Has the UK ever completely banned an album?

There’s no shortage of records that have been deemed controversial throughout the history of music, and the measures that governing bodies or those in a position of power have taken to quash their popularity or availability have ranged from lenient and justified to extreme.

While there may be concerns that someone’s art can cause harm to or corrupt the public, perhaps most prominently with punk rock, there have been plenty of times when the prohibition of art has gotten out of hand and led to ridiculous courses of action. 

Whether it’s the subject matter of the songs, the artwork, or the actions committed by the performers off record, there’s always something that authorities will lean into as grounds for their consideration to ban something, but have the powers that be ever succeeded in banning an entire album from being available here in Blighty?

For an example of an attempt made by the British authorities to ban records, those signed to Crass Records had their albums seized by authorities in the 1980s under the Obscene Publications Act. Retailers such as HMV stopped stocking Crass’ anarcho-punk masterpiece Penis Envy, along with the similarly anti-authoritarian and wonderfully titled The Fucking Cunts Treat Us Like Pricks by Flux of Pink Indians, which not only had a sweary name but three crudely drawn phalluses on the cover. Thanks to Prime Minister Margaret Thatcher’s crackdown on material likely to offend, it became difficult to find copies of these albums, but there was never any law prohibiting ownership of them in the UK.

Surprisingly, Scorpions’ controversial Virgin Killer, which depicts a nude ten-year-old girl on the album cover, was also never “banned”. While there have been issues with it since, with its Wikipedia article briefly being blocked by some internet service providers in the UK, it was never actually banned outright, and there was simply just an alternative cover issued for physical sales of the album.

So, has there ever been an album banned outright by the UK in any capacity? The short answer is no, but there are many mitigating factors as to why this has never happened, and why it likely never will.
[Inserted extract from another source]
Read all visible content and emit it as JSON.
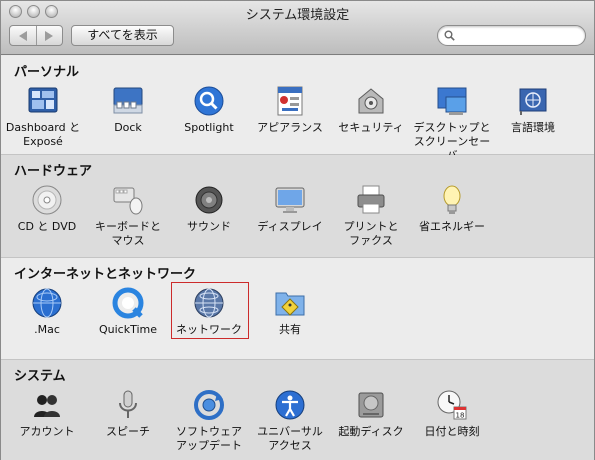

Why has the UK never banned an entire album?

As much as one might hear a piece of music and pray that nobody else suffers the misfortune of having to hear it for themselves, it’s simply not feasible to prohibit the sale, broadcast and ownership of an entire album, essentially wiping its existence from history. Censorship is far easier to apply than a blanket ban, and although in all of the above cases, there were calls to erase these records from existence and make owning a copy a criminal offence, there was virtually no way in which that would be possible.
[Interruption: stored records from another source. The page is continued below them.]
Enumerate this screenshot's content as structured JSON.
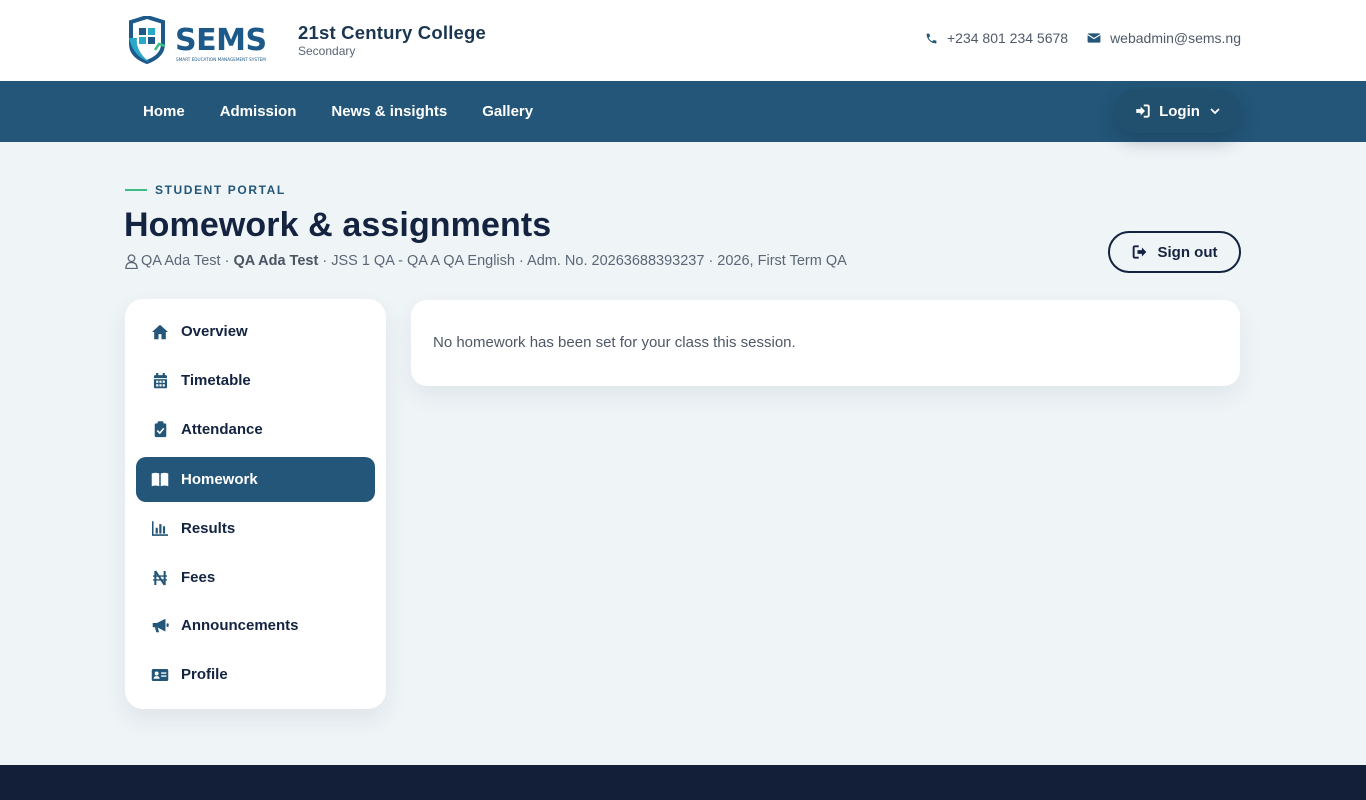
{
  "header": {
    "logo": {
      "wordmark": "SEMS",
      "tagline": "SMART EDUCATION MANAGEMENT SYSTEM"
    },
    "college_name": "21st Century College",
    "college_type": "Secondary",
    "contacts": [
      {
        "icon": "phone-icon",
        "text": "+234 801 234 5678"
      },
      {
        "icon": "envelope-icon",
        "text": "webadmin@sems.ng"
      }
    ]
  },
  "nav": {
    "links": [
      "Home",
      "Admission",
      "News & insights",
      "Gallery"
    ],
    "login_label": "Login"
  },
  "page": {
    "eyebrow": "STUDENT PORTAL",
    "title": "Homework & assignments",
    "meta": {
      "name": "QA Ada Test",
      "sep1": " · ",
      "name_bold": "QA Ada Test",
      "details": " · JSS 1 QA - QA A QA English · Adm. No. 20263688393237 · 2026, First Term QA"
    },
    "signout_label": "Sign out"
  },
  "sidebar": {
    "items": [
      {
        "label": "Overview",
        "icon": "home-icon",
        "active": false
      },
      {
        "label": "Timetable",
        "icon": "calendar-icon",
        "active": false
      },
      {
        "label": "Attendance",
        "icon": "clipboard-check-icon",
        "active": false
      },
      {
        "label": "Homework",
        "icon": "book-open-icon",
        "active": true
      },
      {
        "label": "Results",
        "icon": "chart-icon",
        "active": false
      },
      {
        "label": "Fees",
        "icon": "naira-icon",
        "active": false
      },
      {
        "label": "Announcements",
        "icon": "megaphone-icon",
        "active": false
      },
      {
        "label": "Profile",
        "icon": "id-card-icon",
        "active": false
      }
    ]
  },
  "main": {
    "empty_message": "No homework has been set for your class this session."
  },
  "colors": {
    "primary": "#235678",
    "dark": "#142340",
    "accent_green": "#3dbd86",
    "background": "#eff4f7",
    "footer": "#131f38"
  }
}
Yes, some record stores have previously succeeded in barring specific albums from sale, but that doesn’t mean the artists couldn’t sell them through other means, such as at shows. What’s more, there were never any impending legal implications that would land you in trouble for owning a copy of any of these offending albums, and nothing that was ever banned from sale has ever received a permanent ban from being sold.

The BBC have banned many songs from receiving airplay on any of their radio stations or television channels, but very rarely do they ban any of the contents of an entire album from being played. There have been a couple of occasions where the entire catalogue of an artist has been banned from being played on the BBC, such as a muzzle on the music of folk singer Ewan MacColl during World War II, on the grounds that he was a communist.

Similarly, Welsh rock act Lostprophets are never to be heard again on BBC outlets due to singer Ian Watkins’ conviction for child sex offences, but while this ban has remained in place since 2013, the contents of the band’s music aren’t considered to be obscene. So, while the sale of their records might be frowned upon by some, it’s entirely down to one’s own moral judgement as to whether they want to be seen distributing the works of one of the worst criminals in British history or indeed own it.

There are a lot of obstacles that get in the way of applying a blanket ban on records, and even if other countries have managed to do it, it’s because of tighter legal restrictions in those countries. However, if the British Board of Film Classification are able to prohibit the release of a motion picture, then surely it wouldn’t take much more to apply the same rules to a body of music.